Vijay Mallya can appeal against the decision of the UK Home Secretary within 14 days of the order. In case no appeal is made, he will be extradited within 28 days.
The Indian government moved closer to bring back fugitive businessman Vijay Mallya after UK Home Secretary Sajid Javid on Monday approved the liquor baron’s extradition to India, PTI reported. The development comes after the Westminster Magistrates’ Court on December 9, 2018, ordered Mallya’s extradition.
Mallya, who is facing charges of fraud, money laundering and violation of Foreign Exchange Management Act (FEMA), can appeal against the decision of the UK Home Secretary within 14 days of the order. In case no appeal is made, he will be extradited within 28 days.
Javid, the UK’s senior-most Pakistani-origin minister, had to make a decision within two months of the day the case was sent. The UK Home Office confirmed that the minister had signed Mallya’s extradition order on Sunday.
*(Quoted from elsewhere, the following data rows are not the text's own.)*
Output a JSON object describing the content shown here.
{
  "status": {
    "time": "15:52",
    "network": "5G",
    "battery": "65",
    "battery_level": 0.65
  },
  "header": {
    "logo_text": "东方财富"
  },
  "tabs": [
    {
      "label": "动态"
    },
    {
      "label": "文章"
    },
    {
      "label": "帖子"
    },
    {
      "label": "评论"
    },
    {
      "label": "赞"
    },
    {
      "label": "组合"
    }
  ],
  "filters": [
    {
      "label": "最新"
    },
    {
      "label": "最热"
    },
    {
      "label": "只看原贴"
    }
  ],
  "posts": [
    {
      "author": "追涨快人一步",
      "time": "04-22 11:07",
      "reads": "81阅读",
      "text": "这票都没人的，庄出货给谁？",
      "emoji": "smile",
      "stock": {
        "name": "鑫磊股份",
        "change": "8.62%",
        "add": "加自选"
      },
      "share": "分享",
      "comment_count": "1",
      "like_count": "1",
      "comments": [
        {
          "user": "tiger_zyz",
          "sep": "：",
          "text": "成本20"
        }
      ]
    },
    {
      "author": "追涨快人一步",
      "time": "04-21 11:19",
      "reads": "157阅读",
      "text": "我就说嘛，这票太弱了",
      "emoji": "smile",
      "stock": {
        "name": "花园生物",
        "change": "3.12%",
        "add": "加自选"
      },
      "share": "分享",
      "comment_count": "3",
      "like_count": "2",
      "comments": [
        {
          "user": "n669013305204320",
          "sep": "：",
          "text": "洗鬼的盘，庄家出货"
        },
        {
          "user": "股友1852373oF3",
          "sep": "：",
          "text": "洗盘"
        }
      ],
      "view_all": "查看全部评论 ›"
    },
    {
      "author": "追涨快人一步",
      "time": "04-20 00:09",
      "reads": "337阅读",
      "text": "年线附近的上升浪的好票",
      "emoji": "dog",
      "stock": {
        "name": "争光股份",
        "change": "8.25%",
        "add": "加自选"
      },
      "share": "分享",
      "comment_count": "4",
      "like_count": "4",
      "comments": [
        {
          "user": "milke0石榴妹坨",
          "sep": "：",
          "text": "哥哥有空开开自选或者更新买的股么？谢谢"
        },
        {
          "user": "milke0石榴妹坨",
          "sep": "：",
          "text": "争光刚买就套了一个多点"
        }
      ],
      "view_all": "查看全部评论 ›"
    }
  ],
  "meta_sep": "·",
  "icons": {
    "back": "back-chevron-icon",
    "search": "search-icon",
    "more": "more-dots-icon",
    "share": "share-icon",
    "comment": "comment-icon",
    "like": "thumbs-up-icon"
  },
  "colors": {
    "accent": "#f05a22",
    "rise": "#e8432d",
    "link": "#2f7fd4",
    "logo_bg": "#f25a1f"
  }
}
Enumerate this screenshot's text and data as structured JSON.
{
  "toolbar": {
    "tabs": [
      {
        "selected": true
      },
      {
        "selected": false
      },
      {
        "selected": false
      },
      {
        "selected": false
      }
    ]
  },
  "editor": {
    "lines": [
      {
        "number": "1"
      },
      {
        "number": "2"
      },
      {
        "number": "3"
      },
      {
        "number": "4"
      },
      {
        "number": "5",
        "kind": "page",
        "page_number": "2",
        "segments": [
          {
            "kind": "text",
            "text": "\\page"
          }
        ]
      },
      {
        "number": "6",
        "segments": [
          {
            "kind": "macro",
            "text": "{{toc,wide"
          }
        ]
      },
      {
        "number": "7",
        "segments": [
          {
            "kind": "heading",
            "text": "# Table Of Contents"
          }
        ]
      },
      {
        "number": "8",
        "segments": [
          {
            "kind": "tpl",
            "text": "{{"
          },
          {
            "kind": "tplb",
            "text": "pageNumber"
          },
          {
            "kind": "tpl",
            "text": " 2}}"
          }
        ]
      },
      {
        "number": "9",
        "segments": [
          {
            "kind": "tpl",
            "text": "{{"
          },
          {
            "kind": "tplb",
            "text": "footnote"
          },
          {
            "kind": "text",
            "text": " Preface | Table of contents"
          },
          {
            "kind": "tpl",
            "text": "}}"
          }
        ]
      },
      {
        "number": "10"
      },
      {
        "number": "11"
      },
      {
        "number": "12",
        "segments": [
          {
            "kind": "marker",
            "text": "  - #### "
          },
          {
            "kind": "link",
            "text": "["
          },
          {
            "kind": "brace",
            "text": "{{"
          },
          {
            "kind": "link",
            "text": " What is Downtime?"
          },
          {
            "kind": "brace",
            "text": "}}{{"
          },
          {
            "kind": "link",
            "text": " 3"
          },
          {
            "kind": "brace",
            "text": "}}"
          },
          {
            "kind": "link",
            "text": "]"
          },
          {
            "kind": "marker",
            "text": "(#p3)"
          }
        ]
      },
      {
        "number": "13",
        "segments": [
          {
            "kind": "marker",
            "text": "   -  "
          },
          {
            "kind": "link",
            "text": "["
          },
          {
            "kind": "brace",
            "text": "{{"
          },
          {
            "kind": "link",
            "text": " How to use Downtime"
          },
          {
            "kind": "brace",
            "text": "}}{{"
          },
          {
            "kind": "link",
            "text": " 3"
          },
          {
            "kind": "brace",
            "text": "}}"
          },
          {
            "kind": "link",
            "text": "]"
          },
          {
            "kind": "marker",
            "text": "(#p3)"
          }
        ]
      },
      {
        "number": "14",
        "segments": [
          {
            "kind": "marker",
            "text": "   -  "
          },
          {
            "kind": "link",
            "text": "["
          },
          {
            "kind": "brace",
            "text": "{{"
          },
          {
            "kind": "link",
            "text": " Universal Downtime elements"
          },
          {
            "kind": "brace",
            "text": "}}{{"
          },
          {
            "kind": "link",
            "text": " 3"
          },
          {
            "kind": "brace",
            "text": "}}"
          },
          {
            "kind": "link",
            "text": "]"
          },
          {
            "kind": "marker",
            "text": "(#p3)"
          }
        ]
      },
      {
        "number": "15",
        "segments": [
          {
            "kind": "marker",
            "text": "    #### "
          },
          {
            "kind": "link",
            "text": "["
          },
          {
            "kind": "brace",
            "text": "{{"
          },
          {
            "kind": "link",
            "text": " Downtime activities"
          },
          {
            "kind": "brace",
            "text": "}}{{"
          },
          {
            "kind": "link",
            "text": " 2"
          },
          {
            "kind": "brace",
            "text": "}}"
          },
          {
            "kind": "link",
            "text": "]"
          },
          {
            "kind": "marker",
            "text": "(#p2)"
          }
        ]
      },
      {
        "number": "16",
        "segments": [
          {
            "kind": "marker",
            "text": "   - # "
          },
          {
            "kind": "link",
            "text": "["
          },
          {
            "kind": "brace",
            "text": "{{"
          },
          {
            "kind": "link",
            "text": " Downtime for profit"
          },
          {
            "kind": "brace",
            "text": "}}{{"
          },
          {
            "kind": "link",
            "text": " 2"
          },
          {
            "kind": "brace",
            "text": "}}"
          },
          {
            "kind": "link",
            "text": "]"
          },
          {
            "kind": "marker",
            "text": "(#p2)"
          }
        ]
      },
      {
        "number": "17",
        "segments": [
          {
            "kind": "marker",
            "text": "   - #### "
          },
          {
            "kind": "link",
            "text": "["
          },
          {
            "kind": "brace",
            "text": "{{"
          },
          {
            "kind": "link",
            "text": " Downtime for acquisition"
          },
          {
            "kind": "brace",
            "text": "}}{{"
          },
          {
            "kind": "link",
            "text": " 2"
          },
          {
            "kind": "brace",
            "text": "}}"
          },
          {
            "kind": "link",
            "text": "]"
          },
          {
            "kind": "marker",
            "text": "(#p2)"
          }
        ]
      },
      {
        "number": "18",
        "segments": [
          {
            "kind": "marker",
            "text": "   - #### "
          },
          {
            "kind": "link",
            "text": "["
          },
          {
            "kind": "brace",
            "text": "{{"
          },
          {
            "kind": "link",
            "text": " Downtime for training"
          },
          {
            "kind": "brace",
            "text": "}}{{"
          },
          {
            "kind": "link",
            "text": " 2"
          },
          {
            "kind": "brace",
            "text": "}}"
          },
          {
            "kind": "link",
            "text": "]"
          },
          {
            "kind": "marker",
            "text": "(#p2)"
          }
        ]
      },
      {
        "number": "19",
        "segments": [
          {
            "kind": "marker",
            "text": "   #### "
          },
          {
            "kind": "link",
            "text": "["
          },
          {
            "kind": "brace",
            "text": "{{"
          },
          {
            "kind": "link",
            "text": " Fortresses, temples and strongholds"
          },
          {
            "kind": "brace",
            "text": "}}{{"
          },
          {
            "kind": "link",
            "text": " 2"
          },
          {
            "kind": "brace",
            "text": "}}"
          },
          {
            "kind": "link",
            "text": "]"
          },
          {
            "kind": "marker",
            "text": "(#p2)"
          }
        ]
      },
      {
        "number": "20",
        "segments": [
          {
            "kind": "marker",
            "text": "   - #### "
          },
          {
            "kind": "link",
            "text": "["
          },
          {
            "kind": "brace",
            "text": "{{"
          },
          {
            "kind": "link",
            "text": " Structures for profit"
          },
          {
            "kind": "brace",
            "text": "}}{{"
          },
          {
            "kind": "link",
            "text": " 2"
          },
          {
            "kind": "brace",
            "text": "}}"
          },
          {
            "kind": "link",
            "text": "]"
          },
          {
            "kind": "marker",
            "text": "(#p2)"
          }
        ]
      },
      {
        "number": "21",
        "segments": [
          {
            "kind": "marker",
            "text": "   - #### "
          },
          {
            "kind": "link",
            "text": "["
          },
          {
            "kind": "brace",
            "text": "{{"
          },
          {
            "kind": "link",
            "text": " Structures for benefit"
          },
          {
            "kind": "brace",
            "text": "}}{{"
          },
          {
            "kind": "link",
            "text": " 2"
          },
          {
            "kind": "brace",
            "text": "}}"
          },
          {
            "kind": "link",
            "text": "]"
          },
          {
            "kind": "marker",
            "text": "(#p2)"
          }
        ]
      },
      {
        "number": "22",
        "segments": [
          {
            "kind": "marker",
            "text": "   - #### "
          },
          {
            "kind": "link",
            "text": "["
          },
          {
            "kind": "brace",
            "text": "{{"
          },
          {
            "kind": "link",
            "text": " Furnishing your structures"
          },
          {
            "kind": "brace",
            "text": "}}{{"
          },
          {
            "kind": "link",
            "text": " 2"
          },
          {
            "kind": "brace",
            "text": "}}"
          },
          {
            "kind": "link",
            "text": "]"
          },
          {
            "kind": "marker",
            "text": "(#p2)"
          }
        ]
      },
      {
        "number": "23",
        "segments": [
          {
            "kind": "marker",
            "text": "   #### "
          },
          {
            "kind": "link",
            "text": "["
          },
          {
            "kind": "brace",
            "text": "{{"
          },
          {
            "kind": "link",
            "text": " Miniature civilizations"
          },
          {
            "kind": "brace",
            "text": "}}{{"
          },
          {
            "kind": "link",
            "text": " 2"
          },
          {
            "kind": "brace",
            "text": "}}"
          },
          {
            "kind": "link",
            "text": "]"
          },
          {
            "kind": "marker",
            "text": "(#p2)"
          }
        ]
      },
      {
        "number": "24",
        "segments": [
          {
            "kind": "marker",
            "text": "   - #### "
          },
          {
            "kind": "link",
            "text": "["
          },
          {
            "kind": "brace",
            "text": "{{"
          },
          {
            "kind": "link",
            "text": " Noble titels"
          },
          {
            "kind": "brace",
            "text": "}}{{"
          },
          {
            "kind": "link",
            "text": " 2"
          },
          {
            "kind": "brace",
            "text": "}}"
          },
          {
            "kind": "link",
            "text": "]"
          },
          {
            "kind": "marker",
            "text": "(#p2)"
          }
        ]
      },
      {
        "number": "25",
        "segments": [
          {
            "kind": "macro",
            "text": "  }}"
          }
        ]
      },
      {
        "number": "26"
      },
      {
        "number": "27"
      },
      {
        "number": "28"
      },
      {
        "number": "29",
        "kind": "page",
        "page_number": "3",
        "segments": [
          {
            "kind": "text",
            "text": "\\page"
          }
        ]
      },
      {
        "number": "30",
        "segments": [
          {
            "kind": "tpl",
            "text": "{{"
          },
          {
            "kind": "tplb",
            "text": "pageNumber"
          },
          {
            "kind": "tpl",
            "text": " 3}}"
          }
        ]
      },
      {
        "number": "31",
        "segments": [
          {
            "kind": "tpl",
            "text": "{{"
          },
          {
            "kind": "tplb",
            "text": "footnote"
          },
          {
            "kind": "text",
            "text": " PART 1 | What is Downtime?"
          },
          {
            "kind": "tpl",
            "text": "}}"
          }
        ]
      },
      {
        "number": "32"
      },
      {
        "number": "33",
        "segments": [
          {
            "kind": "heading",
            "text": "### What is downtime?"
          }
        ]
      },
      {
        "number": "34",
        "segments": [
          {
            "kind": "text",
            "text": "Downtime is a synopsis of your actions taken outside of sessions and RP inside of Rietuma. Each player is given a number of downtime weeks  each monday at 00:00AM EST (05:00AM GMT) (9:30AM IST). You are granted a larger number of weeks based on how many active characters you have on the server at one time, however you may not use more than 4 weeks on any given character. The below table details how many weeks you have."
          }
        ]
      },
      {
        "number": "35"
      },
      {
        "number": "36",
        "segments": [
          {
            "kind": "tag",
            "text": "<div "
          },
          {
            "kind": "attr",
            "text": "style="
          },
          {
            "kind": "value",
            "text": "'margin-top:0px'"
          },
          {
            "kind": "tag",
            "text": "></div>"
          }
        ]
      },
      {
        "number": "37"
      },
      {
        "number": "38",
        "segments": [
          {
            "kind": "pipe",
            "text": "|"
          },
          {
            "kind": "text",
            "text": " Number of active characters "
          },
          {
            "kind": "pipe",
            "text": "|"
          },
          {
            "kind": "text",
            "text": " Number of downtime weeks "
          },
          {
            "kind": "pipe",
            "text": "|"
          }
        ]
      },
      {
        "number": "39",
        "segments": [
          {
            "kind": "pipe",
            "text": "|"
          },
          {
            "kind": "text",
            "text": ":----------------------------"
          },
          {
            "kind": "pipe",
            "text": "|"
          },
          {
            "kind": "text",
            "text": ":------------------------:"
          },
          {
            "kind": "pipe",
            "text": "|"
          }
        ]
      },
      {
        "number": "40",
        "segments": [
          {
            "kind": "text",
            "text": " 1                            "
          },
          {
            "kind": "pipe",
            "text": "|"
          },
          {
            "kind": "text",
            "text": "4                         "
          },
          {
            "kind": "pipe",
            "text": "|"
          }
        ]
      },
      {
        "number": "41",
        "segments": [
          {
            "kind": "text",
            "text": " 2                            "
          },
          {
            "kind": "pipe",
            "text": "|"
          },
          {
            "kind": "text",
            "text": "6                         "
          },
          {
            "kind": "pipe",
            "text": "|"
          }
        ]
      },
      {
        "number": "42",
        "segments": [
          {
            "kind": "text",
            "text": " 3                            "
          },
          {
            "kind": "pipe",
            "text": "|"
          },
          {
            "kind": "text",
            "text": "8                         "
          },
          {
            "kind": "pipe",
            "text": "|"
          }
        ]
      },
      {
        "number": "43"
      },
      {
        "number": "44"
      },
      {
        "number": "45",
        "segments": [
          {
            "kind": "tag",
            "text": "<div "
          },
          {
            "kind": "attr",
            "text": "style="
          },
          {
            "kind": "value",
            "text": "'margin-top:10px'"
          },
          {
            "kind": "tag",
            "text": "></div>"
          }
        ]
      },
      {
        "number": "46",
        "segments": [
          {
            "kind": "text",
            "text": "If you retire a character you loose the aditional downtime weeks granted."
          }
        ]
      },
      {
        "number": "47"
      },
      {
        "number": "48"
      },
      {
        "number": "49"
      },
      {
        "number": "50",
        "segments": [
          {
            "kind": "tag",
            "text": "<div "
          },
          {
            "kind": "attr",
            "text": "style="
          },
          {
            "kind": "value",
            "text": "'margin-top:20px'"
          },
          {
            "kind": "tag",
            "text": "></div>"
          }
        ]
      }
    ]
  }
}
“On February 3, the Secretary of State, having carefully considered all relevant matters, signed the order for Vijay Mallya’s extradition to India. Vijay Mallya is accused in India of conspiracy to defraud, making false representations and money laundering offences,” PTI quoted a Home Office spokesperson as saying.
India welcomed the UK government’s decision on Mallya’s extradition. Sources said the Indian government now awaits early completion of the legal process.
Union Minister Arun Jaitley said the Modi government moved a step closer to get Mallya extradited. “Modi government clears one more step to get Mallya extradited while Opposition rallies around the Saradha Scamsters,” he said.
The 62-year-old, owner of the defunct Kingfisher Airlines, is wanted for wilful default of over Rs 9,000 crore of loans from different Indian banks. Last month, a special Prevention of Money Laundering (PML) court in Mumbai declared Mallya a fugitive economic offender under the Fugitive Economic Offenders’ Act, 2018.
While ordering Mallya’s extradition, Chief Magistrate Emma Arbuthnot of the Westminster Magistrates’ Court said there was “no evidence which allowed me to find that if extradited, Dr Mallya was at real risk of suffering a flagrant denial of justice”.
The court had rejected the defence arguments of possible rights abuse of Mallya in India’s jails and that Indian courts do political bidding. Mallya is on bail on an extradition warrant executed by Scotland Yard in April 2017.